Great Post at Atrios about Miers and Elitism

Harriet Miers isn't qualified to be a Supreme Court Justice but it's not because she didn't get her degrees from the right school. Miers just was never an influential political thinker. I'd have hated Robert Bork on the Supreme Court but he is qualified and is was part of the public debate and he is demonstrably smart enough that you can think, as I do, that he's a nutjob but you really have to engage him and think about what he says and writes in order to justify that he's crazy. Miers seems too inconsequential.

But, it has nothing to do with where she went to school. I went to the University of New Mexico, which is a pretty well-funded and sizable public university that excels in a few areas like medicine, biology and environmental law and is midling in the rest. I now live in New York and work around a lot of people with degrees from deservedly respected schools. Sure, I wished I'd gone to Harvard. I would have had a blast and would have done well. But, whatever. You get into life and you realize that thoughtful people have a lot in common with each other no matter where they went to school. UNM had it's advantages, anyway. Professors taught the classes and T.A.'s just helped. I always knew the prof, even in big lecture classes. The best profs, perhaps knowing they weren't exactly working at the top institution in their profession brought some enthusiasm to the table and had a little bit of the fire that can be lit when you've got something to prove. The more ambitious students, knowing that the university name on the resume wouldn't exactly open doors later, did what they had to do outside of school in order to give themselves an edge. That wasn't always easy but, man, they were good times. Heck, my friends and I kept trying to turn Albuquerque into the next Seattle. Silly much? Yes. But it's good to have an impossible goal.
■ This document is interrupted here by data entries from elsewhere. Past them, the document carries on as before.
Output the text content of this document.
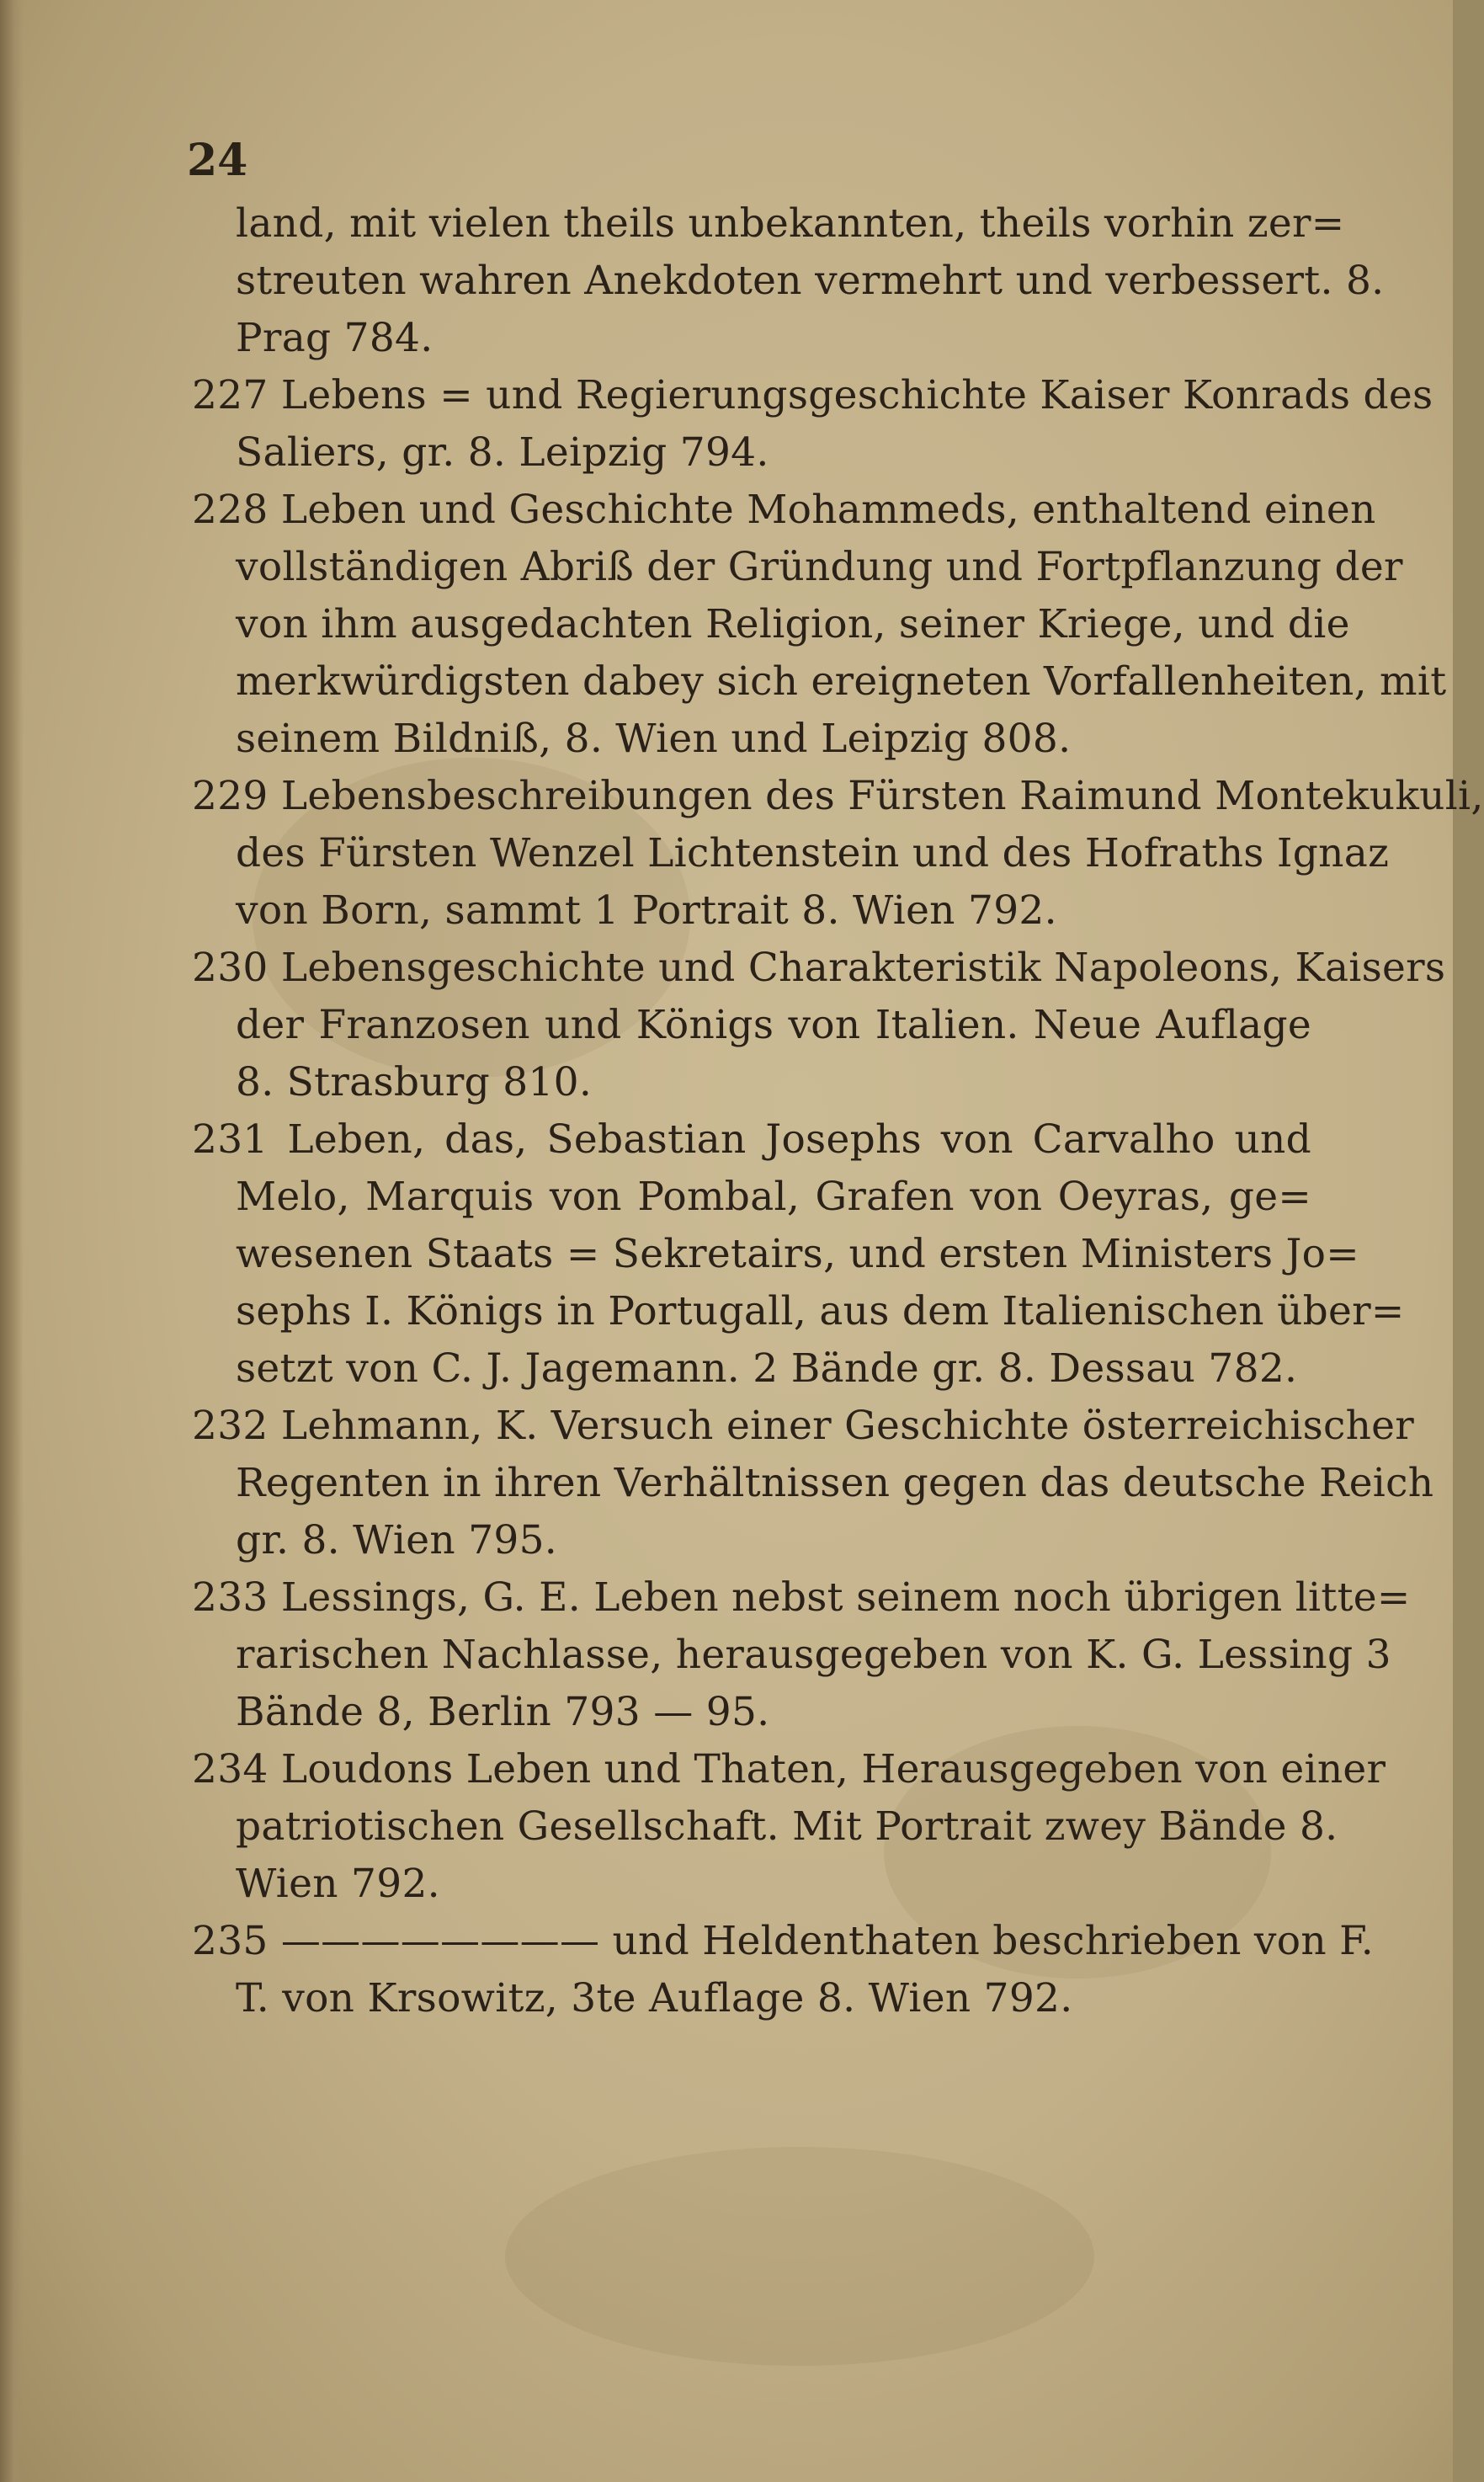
24
land, mit vielen theils unbekannten, theils vorhin zer=
streuten wahren Anekdoten vermehrt und verbessert. 8.
Prag 784.
227 Lebens = und Regierungsgeschichte Kaiser Konrads des
Saliers, gr. 8. Leipzig 794.
228 Leben und Geschichte Mohammeds, enthaltend einen
vollständigen Abriß der Gründung und Fortpflanzung der
von ihm ausgedachten Religion, seiner Kriege, und die
merkwürdigsten dabey sich ereigneten Vorfallenheiten, mit
seinem Bildniß, 8. Wien und Leipzig 808.
229 Lebensbeschreibungen des Fürsten Raimund Montekukuli,
des Fürsten Wenzel Lichtenstein und des Hofraths Ignaz
von Born, sammt 1 Portrait 8. Wien 792.
230 Lebensgeschichte und Charakteristik Napoleons, Kaisers
der Franzosen und Königs von Italien. Neue Auflage
8. Strasburg 810.
231 Leben, das, Sebastian Josephs von Carvalho und
Melo, Marquis von Pombal, Grafen von Oeyras, ge=
wesenen Staats = Sekretairs, und ersten Ministers Jo=
sephs I. Königs in Portugall, aus dem Italienischen über=
setzt von C. J. Jagemann. 2 Bände gr. 8. Dessau 782.
232 Lehmann, K. Versuch einer Geschichte österreichischer
Regenten in ihren Verhältnissen gegen das deutsche Reich
gr. 8. Wien 795.
233 Lessings, G. E. Leben nebst seinem noch übrigen litte=
rarischen Nachlasse, herausgegeben von K. G. Lessing 3
Bände 8, Berlin 793 — 95.
234 Loudons Leben und Thaten, Herausgegeben von einer
patriotischen Gesellschaft. Mit Portrait zwey Bände 8.
Wien 792.
235 ———————— und Heldenthaten beschrieben von F.
T. von Krsowitz, 3te Auflage 8. Wien 792.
But enough about me, this is about Miers. The objection to Miers should be about her lack of any substantive intellectual record, as she heads towards a lifetime appointment to the branch of government that is charged with deciding which laws are in accordance with our founding principles and which aren't. That's a serious charge. It's very easy to ask why she should be one of nine, out of 280 million, who we should trust on such matters. Hell, there are professors at schools so obscure that I've never heard of them who would be far more qualified than she is, or I am or than most of the court is. But there are, sadly, people on the right and the left, who seem mostly concerned that she went to the wrong schools. But everyone I know who went to a great school could name some morons who were in there with them. And, of course, I can't resist pointing out that our dear, uncurious president has degrees from Yale and Harvard in frames. Forget the pedigrees. Make this fight about Miers as a thinker.